School of Computer Science and Information Security, Guilin University of Electronic Technology, Guilin, 541004, China.
BMC Bioinformatics. 2023 Jun 22;24(1):261. doi: 10.1186/s12859-023-05378-x.
Autism spectrum disorders (ASD) are a group of neurodevelopmental disorders characterized by difficulty communicating with society and others, behavioral difficulties, and a brain that processes information differently than normal. Genetics has a strong impact on ASD associated with early onset and distinctive signs. Currently, all known ASD risk genes are able to encode proteins, and some de novo mutations disrupting protein-coding genes have been demonstrated to cause ASD. Next-generation sequencing technology enables high-throughput identification of ASD risk RNAs. However, these efforts are time-consuming and expensive, so an efficient computational model for ASD risk gene prediction is necessary.
In this study, we propose DeepASDPerd, a predictor for ASD risk RNA based on deep learning.

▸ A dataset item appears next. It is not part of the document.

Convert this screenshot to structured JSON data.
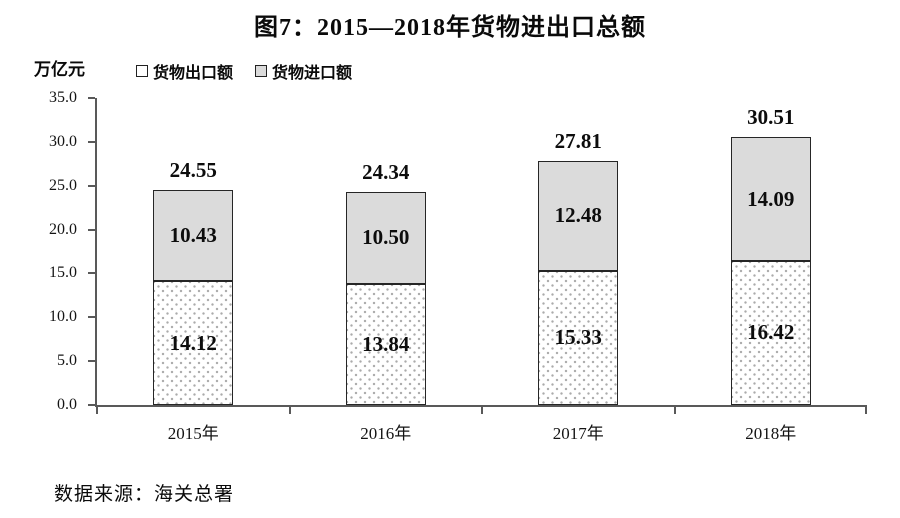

Firstly, we use K-mer to feature encode the RNA transcript sequences, and then fuse them with corresponding gene expression values to construct a feature matrix. After combining chi-square test and logistic regression to select the best feature subset, we input them into a binary classification prediction model constructed by convolutional neural network and long short-term memory for training and classification. The results of the tenfold cross-validation proved our method outperformed the state-of-the-art methods. Dataset and source code are available at https://github.com/Onebear-X/DeepASDPred is freely available.
Our experimental results show that DeepASDPred has outstanding performance in identifying ASD risk RNA genes.
自闭症谱系障碍(ASD)是一组神经发育障碍,其特征是与社会和他人交流困难、行为困难以及大脑处理信息的方式与正常情况不同。遗传因素对与早期发病和独特特征相关的 ASD 有很大影响。目前,所有已知的 ASD 风险基因都能够编码蛋白质,一些破坏蛋白编码基因的新突变已被证明会导致 ASD。下一代测序技术能够高通量鉴定 ASD 风险 RNA。然而,这些工作既耗时又昂贵,因此需要一个高效的计算模型来预测 ASD 风险基因。
在这项研究中,我们提出了 DeepASDPerd,这是一种基于深度学习的 ASD 风险 RNA 预测器。首先,我们使用 K-mer 对 RNA 转录本序列进行特征编码,然后将其与相应的基因表达值融合,构建特征矩阵。在结合卡方检验和逻辑回归选择最佳特征子集后,我们将其输入到由卷积神经网络和长短期记忆组成的二进制分类预测模型中进行训练和分类。十折交叉验证的结果证明了我们的方法优于最先进的方法。数据集和源代码可在 https://github.com/Onebear-X/DeepASDPred 上获得,该模型是免费提供的。
我们的实验结果表明,DeepASDPred 在识别 ASD 风险 RNA 基因方面具有出色的性能。